L’hanno chiamata «La poesia delle bambole». È un «percorso di vita nella dignità del lavoro» all’interno del carcere. «Da piccola racconta Silvia non ci giocavo anche se ne avevo tante di bambole, le vestivo con gli abiti cuciti con gli avanzi delle stoffe che mia madre usava per fare i nostri abiti. Mi piace cucire, amo i lavori manuali». È per questo che Silvia, una delle ragazze della sezione femminile di Sollicciano, ha aderito subito al progetto del laboratorio di bambole in stoffe. «Le crei dal nulla spiega Silvia : prima un gomitolo di lana e poi su, vedi crescere una cosina che prende le sembianze di un bambino…. Sono contenta di quello che faccio e lo faccio con il cuore».
«Già prima di entrare in carcere racconta Maria sapevo usare la macchina da cucire e sapevo ricamare.

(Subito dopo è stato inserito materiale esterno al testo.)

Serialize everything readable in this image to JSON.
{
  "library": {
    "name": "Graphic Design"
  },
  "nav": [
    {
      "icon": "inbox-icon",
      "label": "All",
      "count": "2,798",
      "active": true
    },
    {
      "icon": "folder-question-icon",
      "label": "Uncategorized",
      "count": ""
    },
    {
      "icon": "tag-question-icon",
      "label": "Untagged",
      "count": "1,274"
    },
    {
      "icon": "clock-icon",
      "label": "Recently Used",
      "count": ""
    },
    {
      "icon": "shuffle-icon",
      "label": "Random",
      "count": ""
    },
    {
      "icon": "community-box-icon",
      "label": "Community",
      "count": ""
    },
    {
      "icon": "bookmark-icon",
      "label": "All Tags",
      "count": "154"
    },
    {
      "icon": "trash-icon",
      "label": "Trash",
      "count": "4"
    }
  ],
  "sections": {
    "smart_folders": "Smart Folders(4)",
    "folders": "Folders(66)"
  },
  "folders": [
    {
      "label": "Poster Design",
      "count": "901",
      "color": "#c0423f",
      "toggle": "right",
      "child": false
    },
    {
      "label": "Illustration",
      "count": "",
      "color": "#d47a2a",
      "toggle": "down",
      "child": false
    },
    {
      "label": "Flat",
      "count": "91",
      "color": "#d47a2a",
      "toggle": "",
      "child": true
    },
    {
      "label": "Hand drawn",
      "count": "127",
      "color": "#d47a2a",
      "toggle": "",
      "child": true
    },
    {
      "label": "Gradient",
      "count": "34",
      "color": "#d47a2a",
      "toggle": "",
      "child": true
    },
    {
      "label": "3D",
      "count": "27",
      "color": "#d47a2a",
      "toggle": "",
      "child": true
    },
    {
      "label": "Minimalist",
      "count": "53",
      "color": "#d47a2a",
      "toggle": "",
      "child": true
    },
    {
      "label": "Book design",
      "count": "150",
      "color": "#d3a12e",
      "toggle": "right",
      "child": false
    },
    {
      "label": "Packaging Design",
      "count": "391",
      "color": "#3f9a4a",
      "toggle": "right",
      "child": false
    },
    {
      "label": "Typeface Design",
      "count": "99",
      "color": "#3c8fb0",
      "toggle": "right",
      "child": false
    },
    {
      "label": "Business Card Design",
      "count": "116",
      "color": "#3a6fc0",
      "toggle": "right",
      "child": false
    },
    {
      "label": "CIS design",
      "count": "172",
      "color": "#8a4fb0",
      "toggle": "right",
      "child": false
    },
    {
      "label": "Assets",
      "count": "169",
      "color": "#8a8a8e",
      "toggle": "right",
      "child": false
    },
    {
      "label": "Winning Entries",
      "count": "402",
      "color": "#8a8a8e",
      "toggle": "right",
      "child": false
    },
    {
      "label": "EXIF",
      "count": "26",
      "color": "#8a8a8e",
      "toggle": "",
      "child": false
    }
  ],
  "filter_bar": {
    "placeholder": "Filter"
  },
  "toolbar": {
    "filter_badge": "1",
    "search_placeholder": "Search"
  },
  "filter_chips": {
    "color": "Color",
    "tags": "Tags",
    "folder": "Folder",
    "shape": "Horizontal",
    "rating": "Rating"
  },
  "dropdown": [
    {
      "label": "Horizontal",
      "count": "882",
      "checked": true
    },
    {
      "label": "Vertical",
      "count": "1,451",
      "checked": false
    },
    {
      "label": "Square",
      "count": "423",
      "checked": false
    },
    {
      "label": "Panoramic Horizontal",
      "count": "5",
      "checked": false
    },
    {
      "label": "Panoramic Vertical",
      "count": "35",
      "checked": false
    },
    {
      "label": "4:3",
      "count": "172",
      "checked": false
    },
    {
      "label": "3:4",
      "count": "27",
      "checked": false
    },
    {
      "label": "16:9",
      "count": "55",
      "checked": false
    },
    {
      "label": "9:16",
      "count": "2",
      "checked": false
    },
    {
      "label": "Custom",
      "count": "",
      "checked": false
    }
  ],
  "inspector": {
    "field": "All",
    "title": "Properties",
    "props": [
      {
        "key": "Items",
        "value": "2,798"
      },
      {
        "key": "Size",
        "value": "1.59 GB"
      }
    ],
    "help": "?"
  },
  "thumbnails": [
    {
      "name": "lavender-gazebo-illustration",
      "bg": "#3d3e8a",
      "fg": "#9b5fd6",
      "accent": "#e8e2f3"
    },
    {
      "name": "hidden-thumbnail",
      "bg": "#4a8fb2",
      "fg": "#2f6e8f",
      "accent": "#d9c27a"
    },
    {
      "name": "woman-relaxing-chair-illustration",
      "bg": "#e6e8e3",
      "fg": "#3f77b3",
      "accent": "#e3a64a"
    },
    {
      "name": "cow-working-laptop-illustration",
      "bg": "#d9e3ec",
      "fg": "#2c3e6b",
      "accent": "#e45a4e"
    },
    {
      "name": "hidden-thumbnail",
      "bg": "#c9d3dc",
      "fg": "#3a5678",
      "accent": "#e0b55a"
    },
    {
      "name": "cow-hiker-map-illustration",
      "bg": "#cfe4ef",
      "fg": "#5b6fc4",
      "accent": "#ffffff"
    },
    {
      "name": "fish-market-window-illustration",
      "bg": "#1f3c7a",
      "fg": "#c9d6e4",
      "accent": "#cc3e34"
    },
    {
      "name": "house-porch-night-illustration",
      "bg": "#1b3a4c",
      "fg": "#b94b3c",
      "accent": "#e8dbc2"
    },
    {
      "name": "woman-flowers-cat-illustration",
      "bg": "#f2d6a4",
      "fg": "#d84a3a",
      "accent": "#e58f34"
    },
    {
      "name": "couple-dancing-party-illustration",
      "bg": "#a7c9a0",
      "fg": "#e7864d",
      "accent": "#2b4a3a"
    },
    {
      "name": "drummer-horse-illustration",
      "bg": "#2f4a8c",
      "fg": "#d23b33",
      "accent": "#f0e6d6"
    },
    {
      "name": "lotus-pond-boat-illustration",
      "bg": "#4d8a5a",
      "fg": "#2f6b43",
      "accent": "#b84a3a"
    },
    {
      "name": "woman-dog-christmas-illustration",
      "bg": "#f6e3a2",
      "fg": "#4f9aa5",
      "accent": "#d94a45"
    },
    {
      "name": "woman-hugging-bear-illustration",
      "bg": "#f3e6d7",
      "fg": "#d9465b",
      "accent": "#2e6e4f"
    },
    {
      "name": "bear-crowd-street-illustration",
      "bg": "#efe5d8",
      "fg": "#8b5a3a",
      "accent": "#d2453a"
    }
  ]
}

Mi sono affezionata a queste ore di corso».
A promuovere «La poesia delle bambole» sono state tre associazioni che da tempo si occupano dei problemi del carcere, due fiorentine e una milanese: la «Pantagruel» di Giuliano Capecchi, il «Ramo in fiore» di Maria Cristina Bimbi e «La strada». A questi primi promotori del progetto si è aggiunto direttamente il carcere fiorentino di Sollicciano, che ha chiesto e ottenuto dal Ministero di grazia e giustizia un finanziamento di oltre 8 mila euro. È stato inoltre individuato un laboratorio esterno per le detenute in misura alternativa e per il quale il Comune di Firenze ha destinato altri 5 mila euro.